Hydrocarbon Well Test Systems and Methods
The present application discloses systems and methods for characterizing a multiphase flow stream produced from a hydrocarbon well. As live characterization data is collected from a well discharge flow stream, a time series of measurements results. The systems and methods of the present application can filter the time series of data and then can assess the filtered time series for acceptable data quality. If the quality is acceptable, at least one characterization measurement can be outputted and filtering parameters can be selectively adjusted. If the quality is not acceptable, more data can be collected and the method can eb repeated until acceptable quality is achieved.
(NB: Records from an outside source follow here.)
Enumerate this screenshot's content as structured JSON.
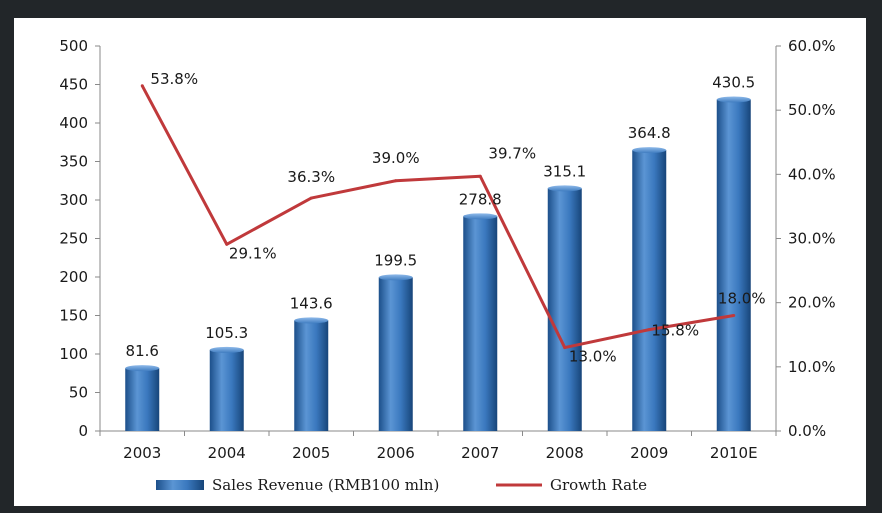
{
  "chart_data": {
    "type": "bar",
    "categories": [
      "2003",
      "2004",
      "2005",
      "2006",
      "2007",
      "2008",
      "2009",
      "2010E"
    ],
    "series": [
      {
        "name": "Sales Revenue (RMB100 mln)",
        "type": "bar",
        "axis": "left",
        "values": [
          81.6,
          105.3,
          143.6,
          199.5,
          278.8,
          315.1,
          364.8,
          430.5
        ],
        "labels": [
          "81.6",
          "105.3",
          "143.6",
          "199.5",
          "278.8",
          "315.1",
          "364.8",
          "430.5"
        ],
        "color": "#2e6fb6"
      },
      {
        "name": "Growth Rate",
        "type": "line",
        "axis": "right",
        "values": [
          53.8,
          29.1,
          36.3,
          39.0,
          39.7,
          13.0,
          15.8,
          18.0
        ],
        "labels": [
          "53.8%",
          "29.1%",
          "36.3%",
          "39.0%",
          "39.7%",
          "13.0%",
          "15.8%",
          "18.0%"
        ],
        "color": "#c0393b"
      }
    ],
    "y_left": {
      "ylim": [
        0,
        500
      ],
      "ticks": [
        "0",
        "50",
        "100",
        "150",
        "200",
        "250",
        "300",
        "350",
        "400",
        "450",
        "500"
      ]
    },
    "y_right": {
      "ylim": [
        0,
        60
      ],
      "ticks": [
        "0.0%",
        "10.0%",
        "20.0%",
        "30.0%",
        "40.0%",
        "50.0%",
        "60.0%"
      ]
    },
    "grid": false,
    "legend_position": "bottom"
  }
}
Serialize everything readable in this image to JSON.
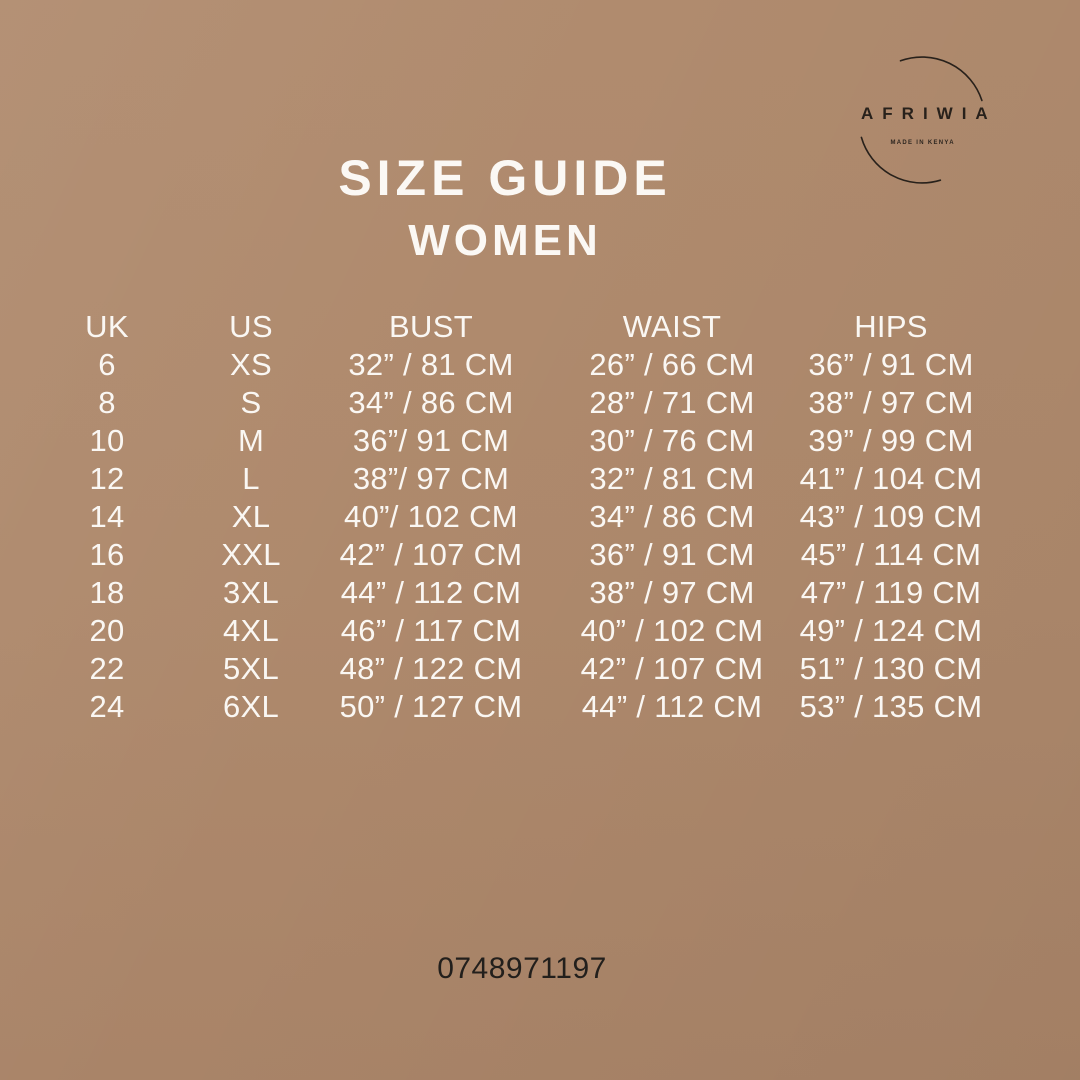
{
  "logo": {
    "brand": "AFRIWIA",
    "tagline": "MADE IN KENYA"
  },
  "header": {
    "title": "SIZE GUIDE",
    "subtitle": "WOMEN"
  },
  "table": {
    "columns": [
      "UK",
      "US",
      "BUST",
      "WAIST",
      "HIPS"
    ],
    "rows": [
      [
        "6",
        "XS",
        "32” / 81 CM",
        "26” / 66 CM",
        "36” / 91 CM"
      ],
      [
        "8",
        "S",
        "34” / 86 CM",
        "28” / 71 CM",
        "38” / 97 CM"
      ],
      [
        "10",
        "M",
        "36”/ 91 CM",
        "30” / 76 CM",
        "39” / 99 CM"
      ],
      [
        "12",
        "L",
        "38”/ 97 CM",
        "32” / 81 CM",
        "41” / 104 CM"
      ],
      [
        "14",
        "XL",
        "40”/ 102 CM",
        "34” / 86 CM",
        "43” / 109 CM"
      ],
      [
        "16",
        "XXL",
        "42” / 107 CM",
        "36” / 91 CM",
        "45” / 114 CM"
      ],
      [
        "18",
        "3XL",
        "44” / 112 CM",
        "38” / 97 CM",
        "47” / 119 CM"
      ],
      [
        "20",
        "4XL",
        "46” / 117 CM",
        "40” / 102 CM",
        "49” / 124 CM"
      ],
      [
        "22",
        "5XL",
        "48” / 122 CM",
        "42” / 107 CM",
        "51” / 130 CM"
      ],
      [
        "24",
        "6XL",
        "50” / 127 CM",
        "44” / 112 CM",
        "53” / 135 CM"
      ]
    ]
  },
  "footer": {
    "phone": "0748971197"
  },
  "colors": {
    "background": "#ae896c",
    "text_light": "#faf7f3",
    "logo_ink": "#28211b",
    "phone_ink": "#221f1c"
  }
}
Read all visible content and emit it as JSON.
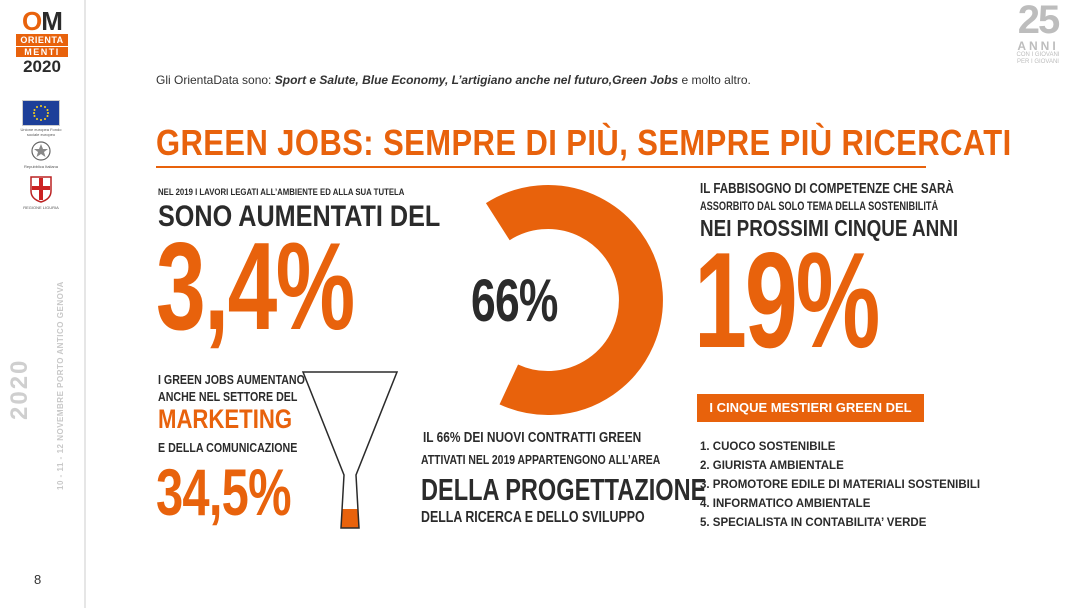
{
  "logo": {
    "om_o": "O",
    "om_m": "M",
    "orienta": "ORIENTA",
    "menti": "MENTI",
    "year": "2020"
  },
  "eu_caption": "Unione europea Fondo sociale europeo",
  "republic_caption": "Repubblica Italiana",
  "region_caption": "REGIONE LIGURIA",
  "rail": {
    "year": "2020",
    "dates": "10 - 11 - 12 NOVEMBRE PORTO ANTICO GENOVA",
    "page_number": "8"
  },
  "anniversary": {
    "number": "25",
    "word": "ANNI",
    "sub1": "CON I GIOVANI",
    "sub2": "PER I GIOVANI"
  },
  "intro": {
    "prefix": "Gli OrientaData sono: ",
    "topics": "Sport e Salute, Blue Economy, L’artigiano anche nel futuro,Green Jobs",
    "suffix": " e molto altro."
  },
  "title": "GREEN JOBS: SEMPRE DI PIÙ, SEMPRE PIÙ RICERCATI",
  "stat_growth": {
    "line1": "NEL 2019 I LAVORI LEGATI ALL’AMBIENTE ED ALLA SUA TUTELA",
    "line2": "SONO AUMENTATI DEL",
    "value": "3,4%"
  },
  "stat_marketing": {
    "line1": "I GREEN JOBS AUMENTANO",
    "line2": "ANCHE NEL SETTORE DEL",
    "highlight": "MARKETING",
    "line3": "E DELLA COMUNICAZIONE",
    "value": "34,5%",
    "fill_fraction": 0.345
  },
  "stat_contracts": {
    "ring_value": "66%",
    "ring_fraction": 0.66,
    "line1": "IL 66% DEI NUOVI CONTRATTI GREEN",
    "line2": "ATTIVATI NEL 2019 APPARTENGONO ALL’AREA",
    "line3": "DELLA PROGETTAZIONE",
    "line4": "DELLA RICERCA E DELLO SVILUPPO"
  },
  "stat_skills": {
    "line1": "IL FABBISOGNO DI COMPETENZE CHE SARÀ",
    "line2": "ASSORBITO DAL SOLO TEMA DELLA SOSTENIBILITÀ",
    "line3": "NEI PROSSIMI CINQUE ANNI",
    "value": "19%"
  },
  "jobs": {
    "heading": "I CINQUE MESTIERI GREEN DEL FUTURO",
    "items": [
      "1. CUOCO SOSTENIBILE",
      "2. GIURISTA AMBIENTALE",
      "3. PROMOTORE EDILE DI MATERIALI SOSTENIBILI",
      "4. INFORMATICO AMBIENTALE",
      "5. SPECIALISTA IN CONTABILITA’ VERDE"
    ]
  },
  "colors": {
    "accent": "#e8620c",
    "dark": "#2b2b2b",
    "ring_track": "#ffffff"
  }
}
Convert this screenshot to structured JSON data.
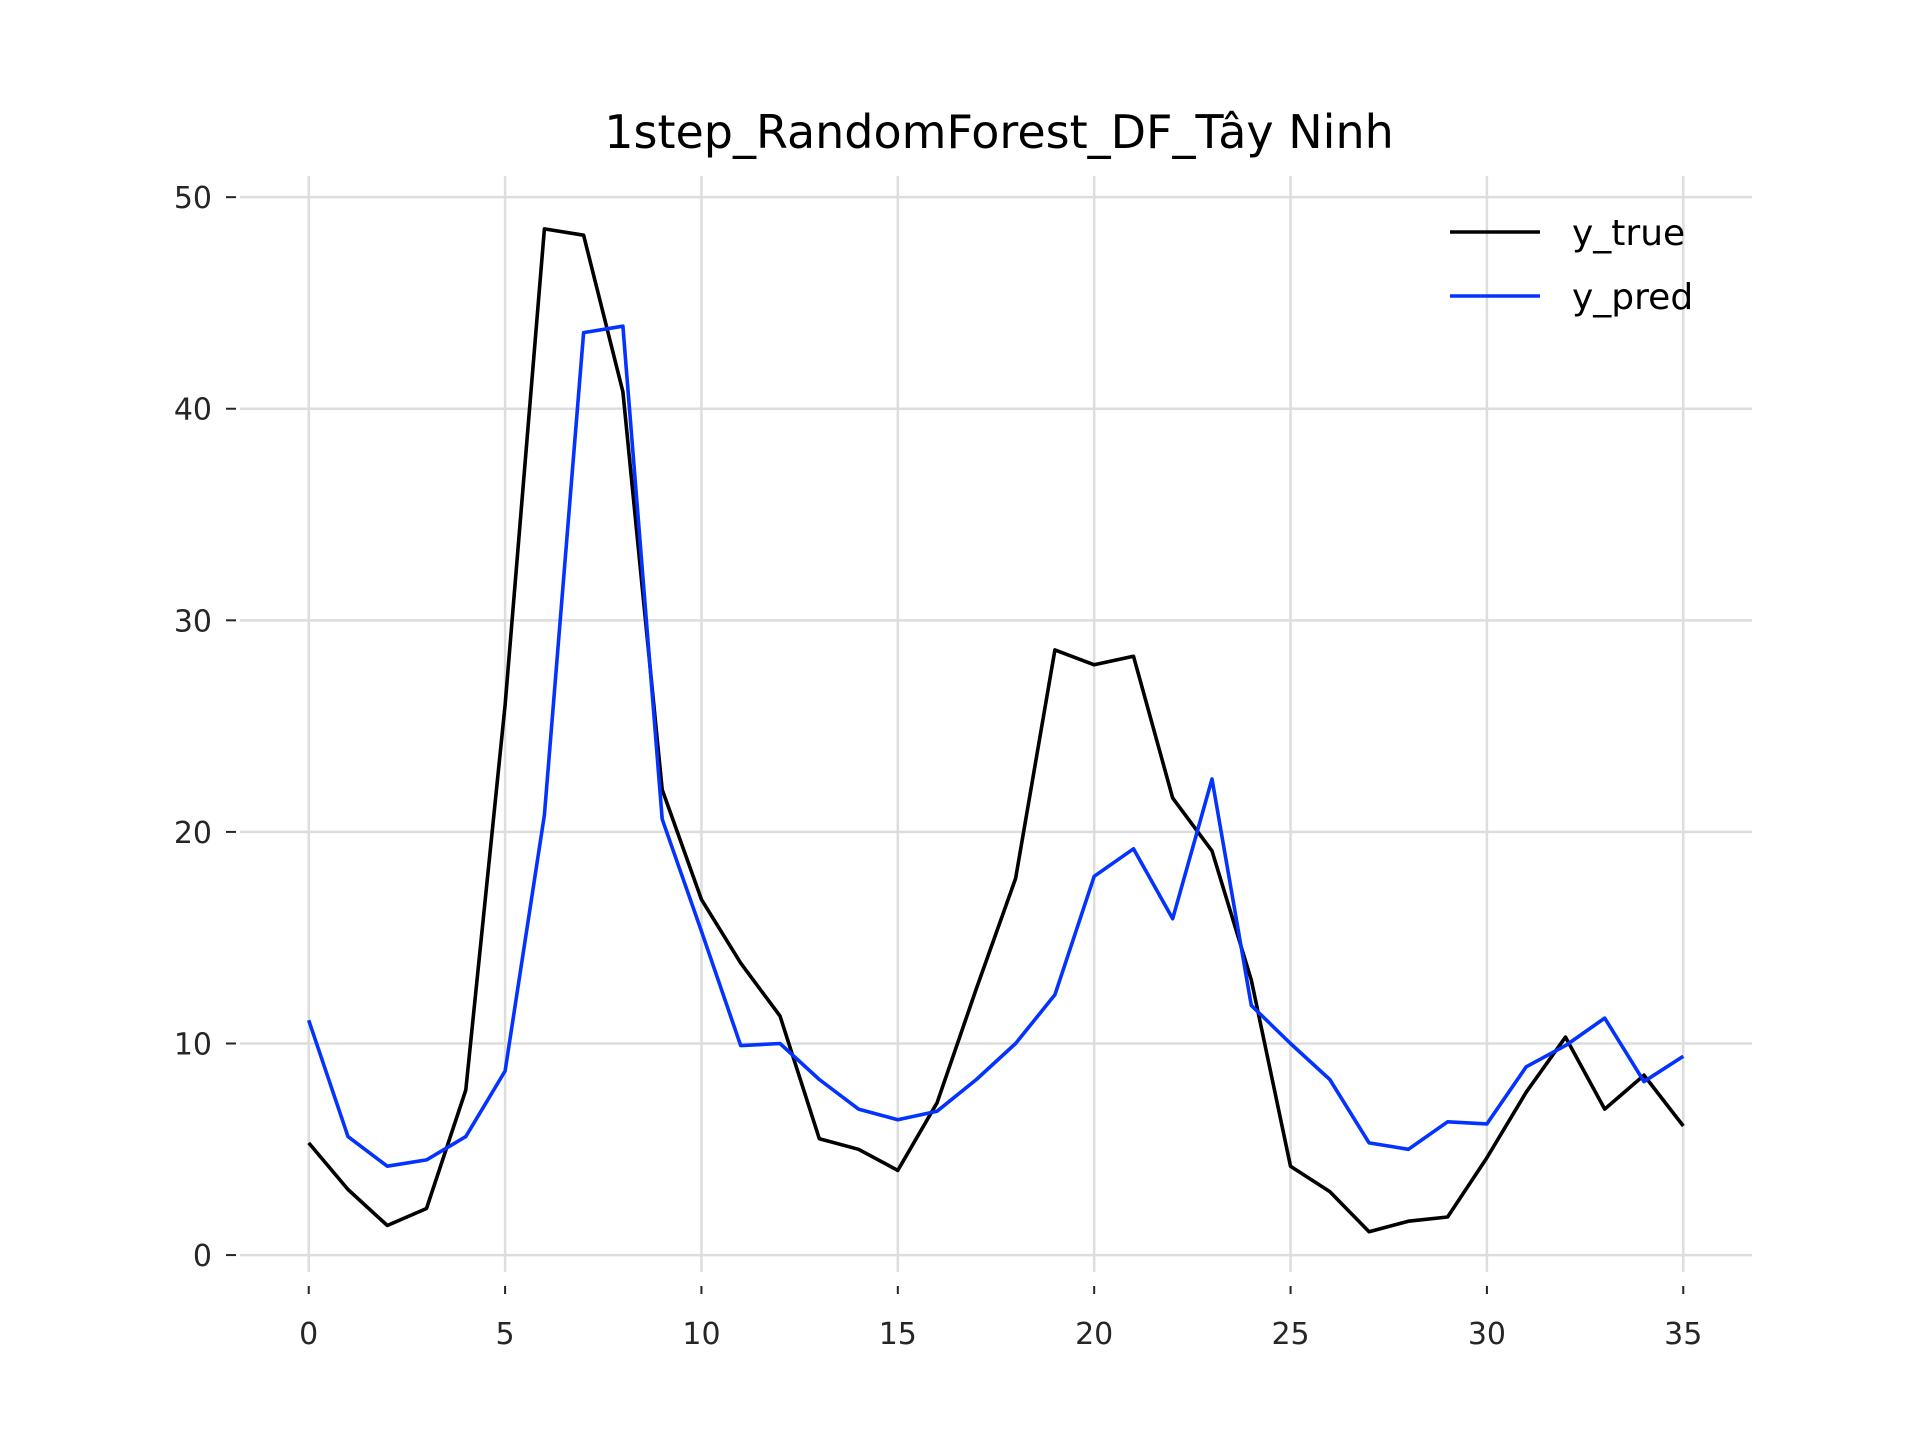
{
  "chart_data": {
    "type": "line",
    "title": "1step_RandomForest_DF_Tây Ninh",
    "xlabel": "",
    "ylabel": "",
    "xlim": [
      -1.75,
      36.75
    ],
    "ylim": [
      -0.8,
      51.0
    ],
    "grid": true,
    "legend_position": "top-right",
    "x_ticks": [
      0,
      5,
      10,
      15,
      20,
      25,
      30,
      35
    ],
    "y_ticks": [
      0,
      10,
      20,
      30,
      40,
      50
    ],
    "x": [
      0,
      1,
      2,
      3,
      4,
      5,
      6,
      7,
      8,
      9,
      10,
      11,
      12,
      13,
      14,
      15,
      16,
      17,
      18,
      19,
      20,
      21,
      22,
      23,
      24,
      25,
      26,
      27,
      28,
      29,
      30,
      31,
      32,
      33,
      34,
      35
    ],
    "series": [
      {
        "name": "y_true",
        "color": "#000000",
        "values": [
          5.3,
          3.1,
          1.4,
          2.2,
          7.8,
          26.0,
          48.5,
          48.2,
          40.8,
          22.0,
          16.8,
          13.8,
          11.3,
          5.5,
          5.0,
          4.0,
          7.2,
          12.6,
          17.8,
          28.6,
          27.9,
          28.3,
          21.6,
          19.1,
          13.0,
          4.2,
          3.0,
          1.1,
          1.6,
          1.8,
          4.6,
          7.7,
          10.3,
          6.9,
          8.5,
          6.1
        ]
      },
      {
        "name": "y_pred",
        "color": "#0433ff",
        "values": [
          11.1,
          5.6,
          4.2,
          4.5,
          5.6,
          8.7,
          20.8,
          43.6,
          43.9,
          20.6,
          15.3,
          9.9,
          10.0,
          8.3,
          6.9,
          6.4,
          6.8,
          8.3,
          10.0,
          12.3,
          17.9,
          19.2,
          15.9,
          22.5,
          11.8,
          10.0,
          8.3,
          5.3,
          5.0,
          6.3,
          6.2,
          8.9,
          9.9,
          11.2,
          8.2,
          9.4
        ]
      }
    ]
  }
}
In some embodiments (but not necessarily all), the disclosed innovations can be used at the wellhead of (or slightly downstream from) a producing hydrocarbon well, to estimate the oil, water, and gas output.
In some embodiments (but not necessarily all), the disclosed innovations can be used at the wellhead of (or slightly downstream from) a producing hydrocarbon well and can use time series of measurements which include an electromagnetic characterization property, such as microwave permittivity, and a physical property, such as fluid density.
In some embodiments (but not necessarily all), the disclosed innovations can be used at the wellhead of (or slightly downstream from) a producing hydrocarbon well to improve the characterization of that well upon re-testing or start-up of that well.
The disclosed innovations, in various embodiments, provide one or more of at least the following advantages:                Some of the disclosed innovations can provide methods and systems to improve the characterization of hydrocarbon well production output using a single characterization system with improved accuracy across a wide variety of operating conditions.        Some of the disclosed innovations can provide methods and systems to reduce uncertainty caused by non-steady state gas or liquid phase behavior for a particular hydrocarbon well.        Some of the disclosed innovations can provide methods and systems to reduce the uncertainty caused by changing physical and electromagnetic properties of the aqueous, oil, and gas phases discharging from a particular hydrocarbon well and/or reservoir.        Some of the disclosed innovations can provide methods and systems to reduce the uncertainty caused by faults and/or spurious results and/or errors in the operation of a multiphase electromagnetic characterization system.        Some of the disclosed innovations can provide more accurate physical and/or electromagnetic property measurements.        Some of the disclosed innovations can provide near-real-time reduction of uncertainty to improve near-real-time manned or unmanned well-operations decision-making, such as whether to review a particular well's performance.        Some of the disclosed innovations can provide near-real-time reduction of uncertainty to improve the accounting of oil, water, and gas production from a particular hydrocarbon well.